Pro und Kontra: Ist eine Cannabis-Legalisierung der richtige Weg?

Stand: 19.08.2023 08:40 Uhr

Gesundheitsminister Karl Lauterbach (SPD) will Cannabis zum Teil legalisieren und hat in dieser Woche seine Pläne dazu vorgestellt. Ist das der richtige Weg? Bei NDR 90,3 gibt es zwei Meinungen dazu. Jörn Straehler-Pohl hält die Pläne für richtig, Daniel Kaiser hält sie für falsch. Ein Pro und Kontra.

von Jörn Straehler-Pohl & Daniel Kaiser

Pro: Die Zeit der Verbote beim Cannabis muss vorbei sein

Millionen rechtschaffene Menschen in Deutschland sind vor dem Gesetz kriminell. Sie sind allein deshalb kriminell, weil sie etwas Cannabis zu Hause haben, um am Wochenende oder nach Feierabend einen Joint zu rauchen. So wie andere ihr Feierabendbier trinken.

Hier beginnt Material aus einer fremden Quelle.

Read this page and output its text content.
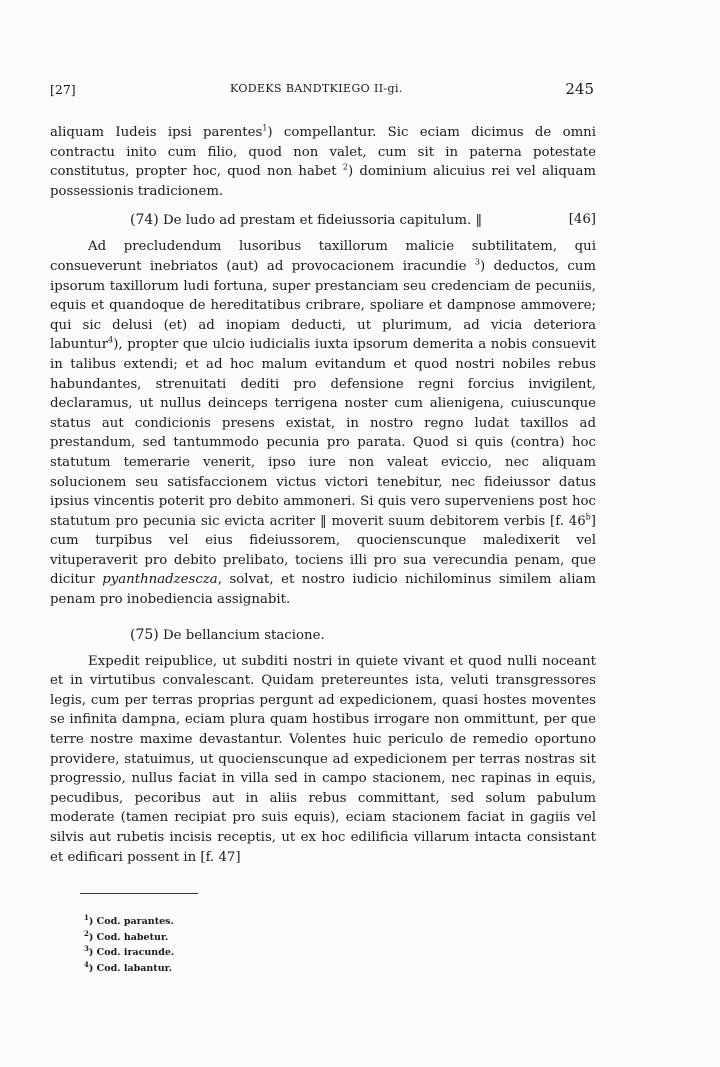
[27]	KODEKS BANDTKIEGO II-gi.	245

aliquam Iudeis ipsi parentes$^1$) compellantur. Sic eciam dicimus de omni contractu inito cum filio, quod non valet, cum sit in paterna potestate constitutus, propter hoc, quod non habet $^2$) dominium alicuius rei vel aliquam possessionis tradicionem.

(74) De ludo ad prestam et fideiussoria capitulum. ‖	[46]

Ad precludendum lusoribus taxillorum malicie subtilitatem, qui consueverunt inebriatos (aut) ad provocacionem iracundie $^3$) deductos, cum ipsorum taxillorum ludi fortuna, super prestanciam seu credenciam de pecuniis, equis et quandoque de hereditatibus cribrare, spoliare et dampnose ammovere; qui sic delusi (et) ad inopiam deducti, ut plurimum, ad vicia deteriora labuntur$^4$), propter que ulcio iudicialis iuxta ipsorum demerita a nobis consuevit in talibus extendi; et ad hoc malum evitandum et quod nostri nobiles rebus habundantes, strenuitati dediti pro defensione regni forcius invigilent, declaramus, ut nullus deinceps terrigena noster cum alienigena, cuiuscunque status aut condicionis presens existat, in nostro regno ludat taxillos ad prestandum, sed tantummodo pecunia pro parata. Quod si quis (contra) hoc statutum temerarie venerit, ipso iure non valeat eviccio, nec aliquam solucionem seu satisfaccionem victus victori tenebitur, nec fideiussor datus ipsius vincentis poterit pro debito ammoneri. Si quis vero superveniens post hoc statutum pro pecunia sic evicta acriter ‖ moverit suum debitorem verbis [f. 46$^b$] cum turpibus vel eius fideiussorem, quocienscunque maledixerit vel vituperaverit pro debito prelibato, tociens illi pro sua verecundia penam, que dicitur pyanthnadzescza, solvat, et nostro iudicio nichilominus similem aliam penam pro inobediencia assignabit.

(75) De bellancium stacione.

Expedit reipublice, ut subditi nostri in quiete vivant et quod nulli noceant et in virtutibus convalescant. Quidam pretereuntes ista, veluti transgressores legis, cum per terras proprias pergunt ad expedicionem, quasi hostes moventes se infinita dampna, eciam plura quam hostibus irrogare non ommittunt, per que terre nostre maxime devastantur. Volentes huic periculo de remedio oportuno providere, statuimus, ut quocienscunque ad expedicionem per terras nostras sit progressio, nullus faciat in villa sed in campo stacionem, nec rapinas in equis, pecudibus, pecoribus aut in aliis rebus committant, sed solum pabulum moderate (tamen recipiat pro suis equis), eciam stacionem faciat in gagiis vel silvis aut rubetis incisis receptis, ut ex hoc edilificia villarum intacta consistant et edificari possent in [f. 47]

$^1$) Cod. parantes.
$^2$) Cod. habetur.
$^3$) Cod. iracunde.
$^4$) Cod. labantur.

Laut Umfragen machen das viereinhalb Millionen Erwachsene in Deutschland regelmäßig. Erwachsene, die in den allermeisten Fällen verantwortungsbewusst mit dieser Droge umgehen. Genau wie die allermeisten Menschen verantwortungsvoll mit Alkohol umgehen. Deshalb ist es richtig, dass Karl Lauterbach, der Gesundheitsminister, jetzt seine Pläne für eine Teil-Legalisierung vorgelegt hat.

"Verbote machen aus rechtschaffenen Menschen Kriminelle."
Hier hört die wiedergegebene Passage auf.